Putin persists, Trump dithers – and a just peace for Ukraine still seems a long way off | Olga Chyzh

by Marcelo Moreira

The past few weeks have seen a flurry of activity billed as progress in the Russia-Ukraine peace process. Yet for Ukrainians, the reality remains unchanged: airstrikes still thunder across their cities, homes still burn, lives are still lost. Against this grim backdrop, the Russian leader, Vladimir Putin, has seemed more than content to bask in the literal red-carpet treatment afforded by the president of the United States.

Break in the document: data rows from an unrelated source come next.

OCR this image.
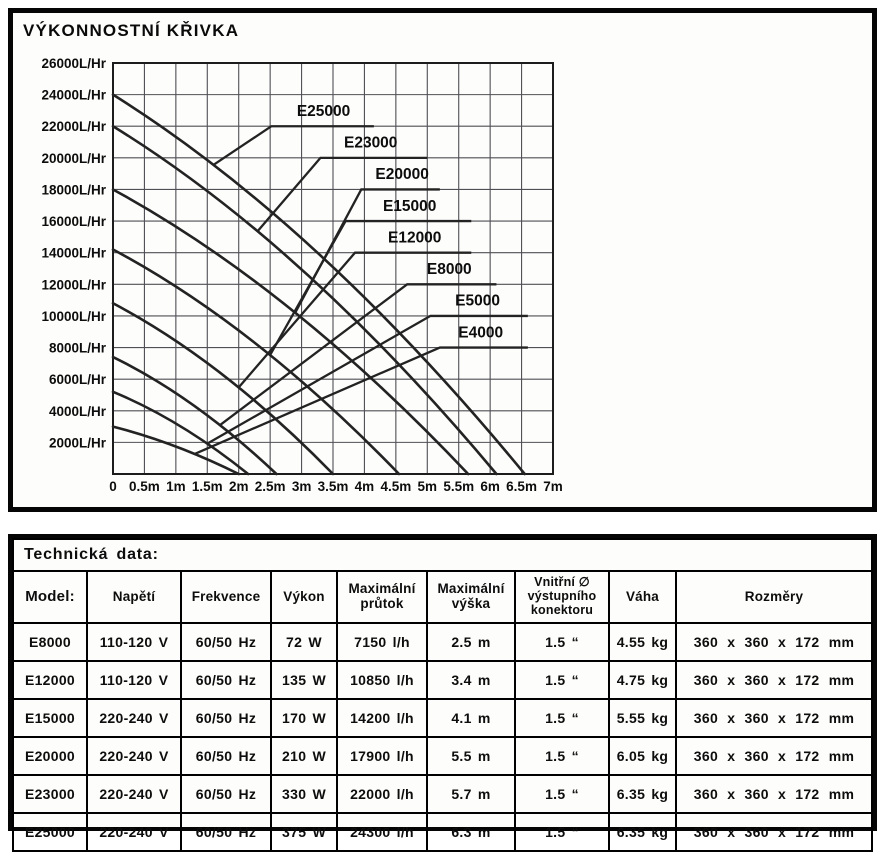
VÝKONNOSTNÍ KŘIVKA
26000L/Hr
24000L/Hr
22000L/Hr
20000L/Hr
18000L/Hr
16000L/Hr
14000L/Hr
12000L/Hr
10000L/Hr
8000L/Hr
6000L/Hr
4000L/Hr
2000L/Hr
0 0.5m 1m 1.5m 2m 2.5m 3m 3.5m 4m 4.5m 5m 5.5m 6m 6.5m 7m
E25000
E23000
E20000
E15000
E12000
E8000
E5000
E4000
Technická data:								
Model:	Napětí	Frekvence	Výkon	Maximální průtok	Maximální výška	Vnitřní ∅ výstupního konektoru	Váha	Rozměry
E8000	110-120 V	60/50 Hz	72 W	7150 l/h	2.5 m	1.5 “	4.55 kg	360 x 360 x 172 mm
E12000	110-120 V	60/50 Hz	135 W	10850 l/h	3.4 m	1.5 “	4.75 kg	360 x 360 x 172 mm
E15000	220-240 V	60/50 Hz	170 W	14200 l/h	4.1 m	1.5 “	5.55 kg	360 x 360 x 172 mm
E20000	220-240 V	60/50 Hz	210 W	17900 l/h	5.5 m	1.5 “	6.05 kg	360 x 360 x 172 mm
E23000	220-240 V	60/50 Hz	330 W	22000 l/h	5.7 m	1.5 “	6.35 kg	360 x 360 x 172 mm
E25000	220-240 V	60/50 Hz	375 W	24300 l/h	6.3 m	1.5 “	6.35 kg	360 x 360 x 172 mm
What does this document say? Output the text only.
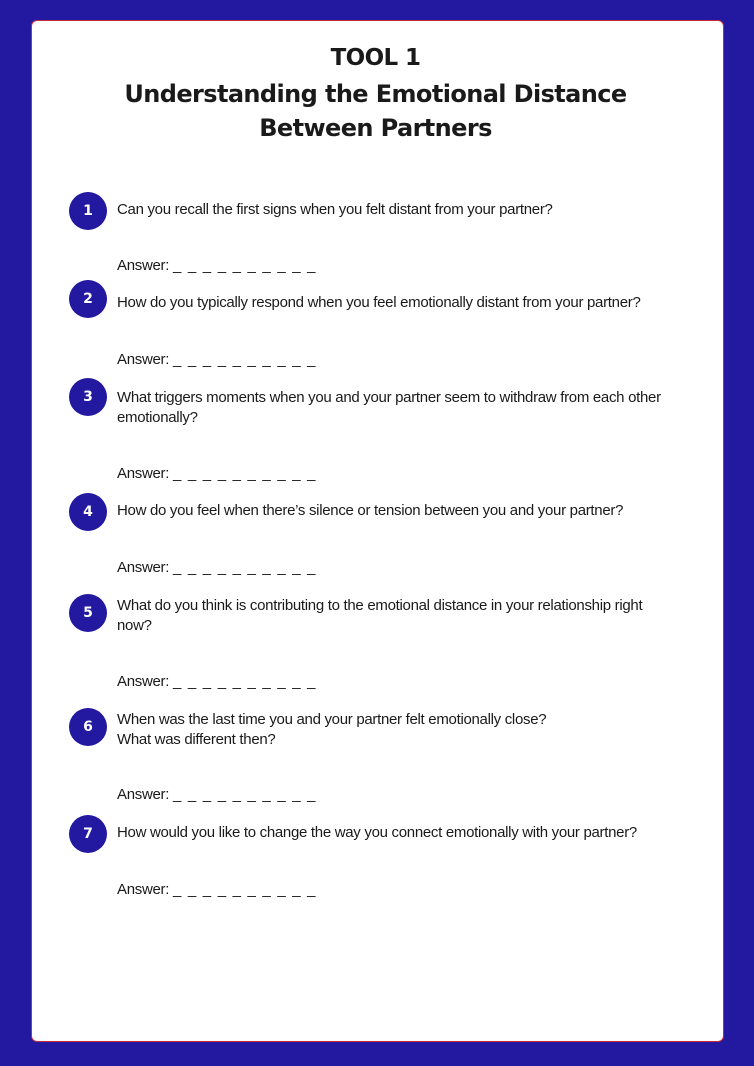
TOOL 1
Understanding the Emotional Distance
Between Partners
1	Can you recall the first signs when you felt distant from your partner?
Answer: _ _ _ _ _ _ _ _ _ _
2	How do you typically respond when you feel emotionally distant from your partner?
Answer: _ _ _ _ _ _ _ _ _ _
3	What triggers moments when you and your partner seem to withdraw from each other
emotionally?
Answer: _ _ _ _ _ _ _ _ _ _
4	How do you feel when there’s silence or tension between you and your partner?
Answer: _ _ _ _ _ _ _ _ _ _
5	What do you think is contributing to the emotional distance in your relationship right
now?
Answer: _ _ _ _ _ _ _ _ _ _
6	When was the last time you and your partner felt emotionally close?
What was different then?
Answer: _ _ _ _ _ _ _ _ _ _
7	How would you like to change the way you connect emotionally with your partner?
Answer: _ _ _ _ _ _ _ _ _ _
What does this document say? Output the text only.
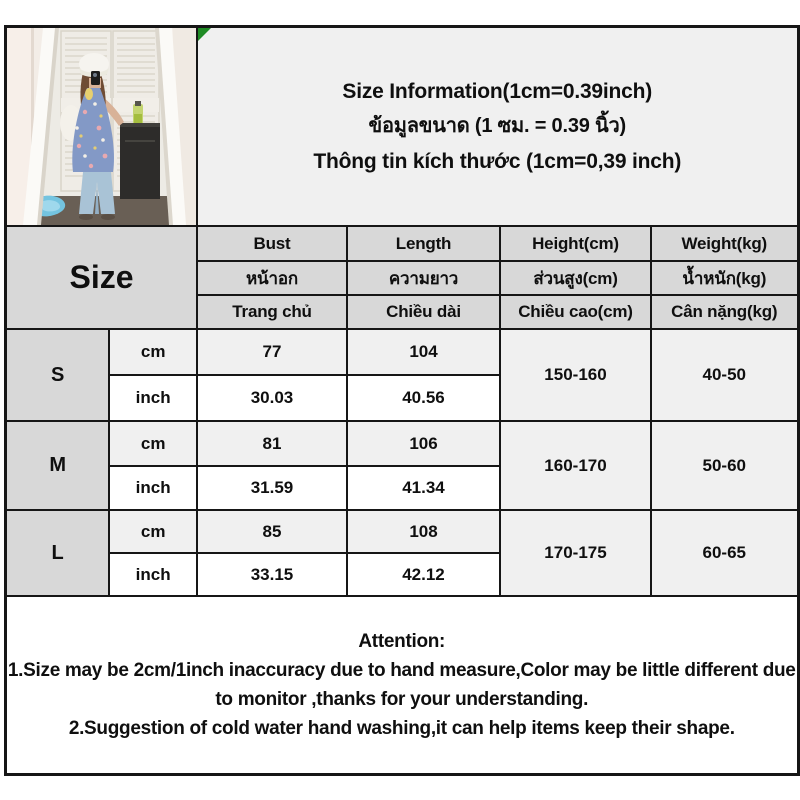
Size Information(1cm=0.39inch)
ข้อมูลขนาด (1 ซม. = 0.39 นิ้ว)
Thông tin kích thước (1cm=0,39 inch)			

Size		Bust	Length	Height(cm)	Weight(kg)
		หน้าอก	ความยาว	ส่วนสูง(cm)	น้ำหนัก(kg)
		Trang chủ	Chiều dài	Chiều cao(cm)	Cân nặng(kg)
S	cm	77	104	150-160	40-50
	inch	30.03	40.56		
M	cm	81	106	160-170	50-60
	inch	31.59	41.34		
L	cm	85	108	170-175	60-65
	inch	33.15	42.12		

Attention:
1.Size may be 2cm/1inch inaccuracy due to hand measure,Color may be little different due to monitor ,thanks for your understanding.
2.Suggestion of cold water hand washing,it can help items keep their shape.					
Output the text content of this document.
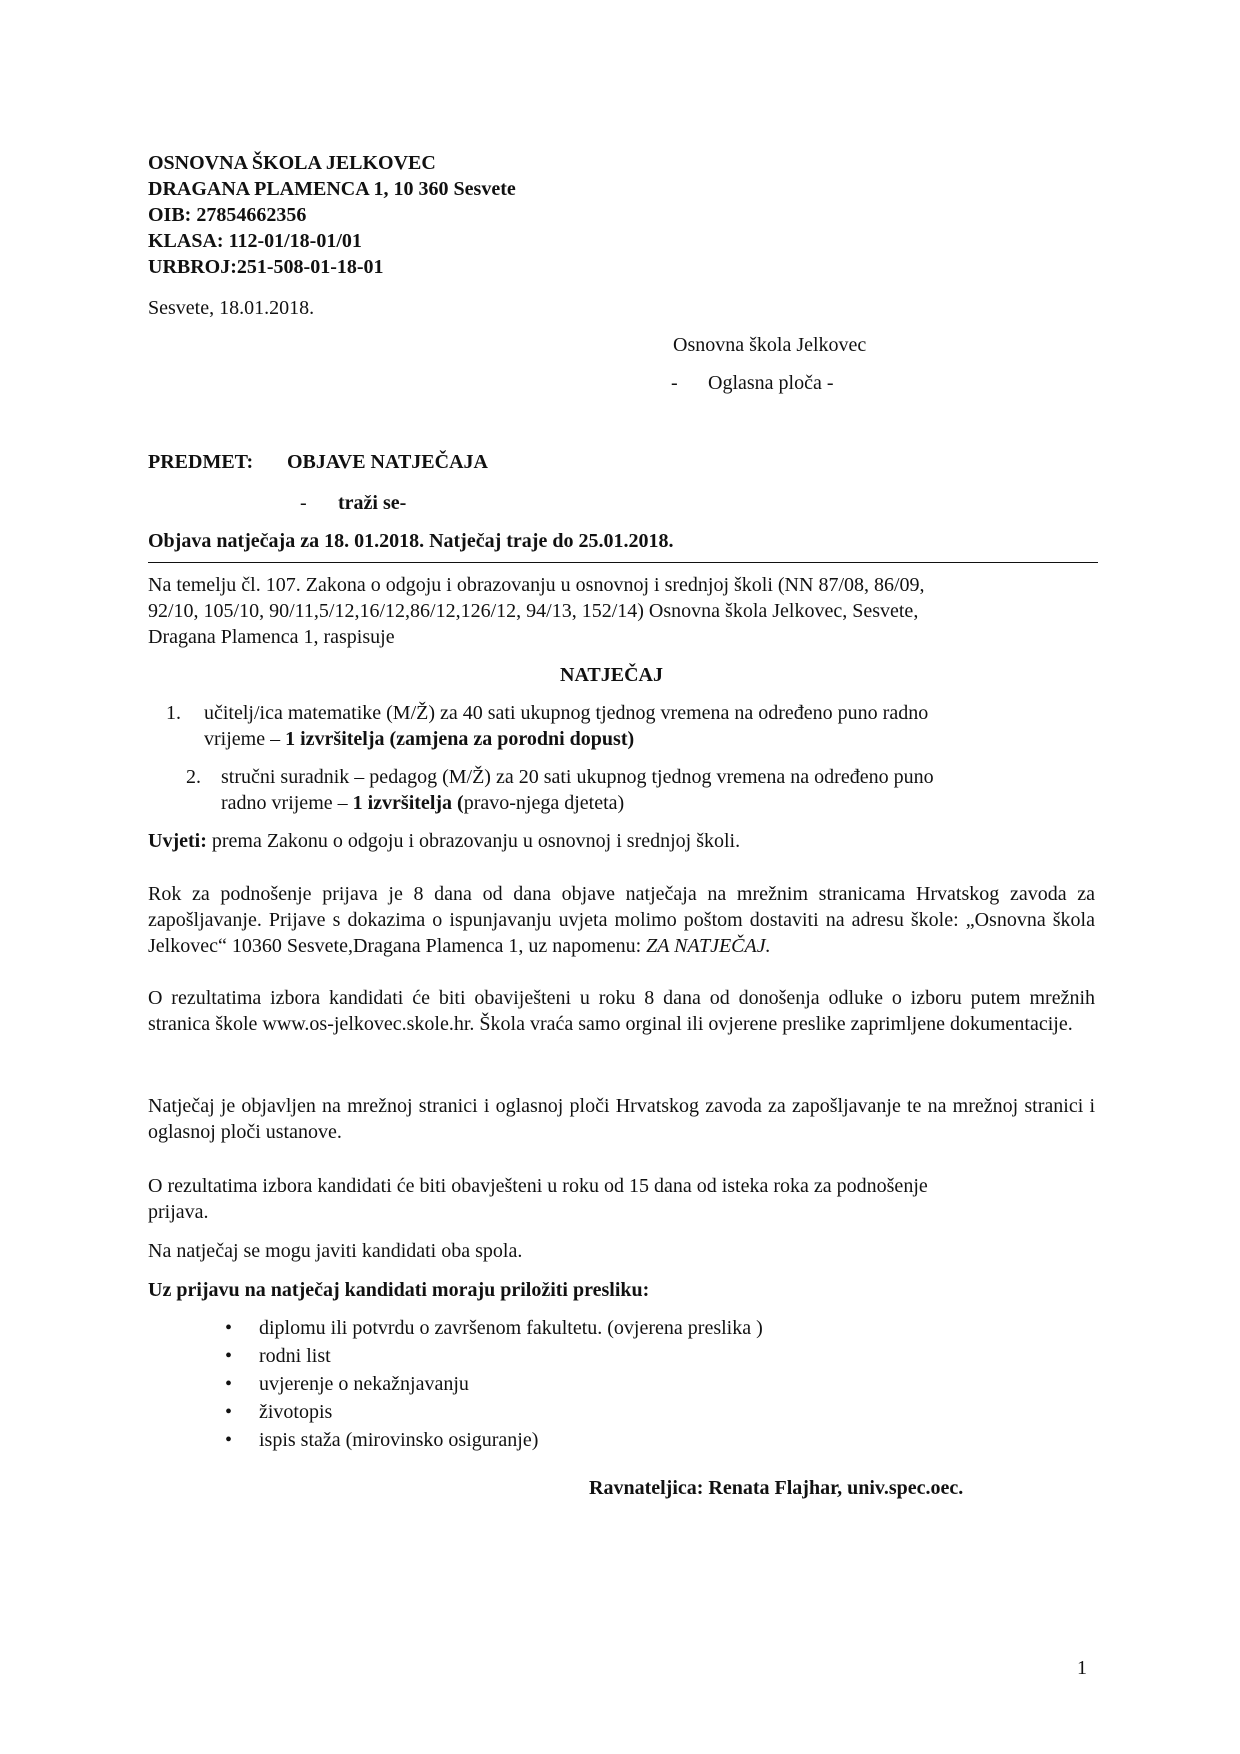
OSNOVNA ŠKOLA JELKOVEC
DRAGANA PLAMENCA 1, 10 360 Sesvete
OIB: 27854662356
KLASA: 112-01/18-01/01
URBROJ:251-508-01-18-01
Sesvete, 18.01.2018.
Osnovna škola Jelkovec
- Oglasna ploča -
PREDMET: OBJAVE NATJEČAJA
- traži se-
Objava natječaja za 18. 01.2018. Natječaj traje do 25.01.2018.
Na temelju čl. 107. Zakona o odgoju i obrazovanju u osnovnoj i srednjoj školi (NN 87/08, 86/09,
92/10, 105/10, 90/11,5/12,16/12,86/12,126/12, 94/13, 152/14) Osnovna škola Jelkovec, Sesvete,
Dragana Plamenca 1, raspisuje
NATJEČAJ
1. učitelj/ica matematike (M/Ž) za 40 sati ukupnog tjednog vremena na određeno puno radno
vrijeme – 1 izvršitelja (zamjena za porodni dopust)
2. stručni suradnik – pedagog (M/Ž) za 20 sati ukupnog tjednog vremena na određeno puno
radno vrijeme – 1 izvršitelja (pravo-njega djeteta)
Uvjeti: prema Zakonu o odgoju i obrazovanju u osnovnoj i srednjoj školi.
Rok za podnošenje prijava je 8 dana od dana objave natječaja na mrežnim stranicama Hrvatskog zavoda za zapošljavanje. Prijave s dokazima o ispunjavanju uvjeta molimo poštom dostaviti na adresu škole: „Osnovna škola Jelkovec“ 10360 Sesvete,Dragana Plamenca 1, uz napomenu: ZA NATJEČAJ.
O rezultatima izbora kandidati će biti obaviješteni u roku 8 dana od donošenja odluke o izboru putem mrežnih stranica škole www.os-jelkovec.skole.hr. Škola vraća samo orginal ili ovjerene preslike zaprimljene dokumentacije.
Natječaj je objavljen na mrežnoj stranici i oglasnoj ploči Hrvatskog zavoda za zapošljavanje te na mrežnoj stranici i oglasnoj ploči ustanove.
O rezultatima izbora kandidati će biti obavješteni u roku od 15 dana od isteka roka za podnošenje
prijava.
Na natječaj se mogu javiti kandidati oba spola.
Uz prijavu na natječaj kandidati moraju priložiti presliku:
• diplomu ili potvrdu o završenom fakultetu. (ovjerena preslika )
• rodni list
• uvjerenje o nekažnjavanju
• životopis
• ispis staža (mirovinsko osiguranje)
Ravnateljica: Renata Flajhar, univ.spec.oec.
1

Donald Trump, who has anointed himself mediator of this war, has nearly exhausted the lexicon of contradiction. Some days he proclaims that he alone can end this war. Then he insists that peace talks should be left to the two parties. At times he boasts that Putin “respects” him; at others, he castigates Putin for “going absolutely crazy”. This month, Trump vacillated between putting US troops on the table and ruling it out. Now he is reportedly considering using US private military firms for the job.

For those watching – whether in Kyiv, Moscow, Washington or beyond – the effect is dizzying. Policy by improvisation is not strategy. And in a war where lives hang on the credibility of US commitments, unpredictability is not strength. It is abdication.

So what is Trump doing, Nobel peace prize ambitions aside? Has he finally realised that Putin has no interest in a treaty that falls short of his maximalist goals? Or is this simply another chapter in a familiar playbook – headline chasing, image first, strategy later – where the costs will be borne not in Washington but on the streets of Kyiv?

After a long learning curve, Trump may finally be realising that Putin has played him – that the two are not the close friends he once imagined. His repeated threats to impose new sanctions and tariffs on Russia are one example. Yet Trump has also shown time and again his willingness to forgive and forget, so long as Putin offers a new promise that this time things will be different.

In the meantime, Ukraine appears to have found a workaround for direct US military aid, though one that comes at immense cost. With European financing, Kyiv can keep buying US weapons while Ukraine and the EU scale up production. It is hardly optimal, but it sustains the status quo: Ukraine survives, Trump claims credit for US arms profits, and Europe keeps Russia bogged down elsewhere. As long as this arrangement holds, the war will go on. Russia will continue to attack, but it will not defeat Ukraine. And in the absence of genuine US leadership, the conflict will persist as long as Putin can throw bodies forward.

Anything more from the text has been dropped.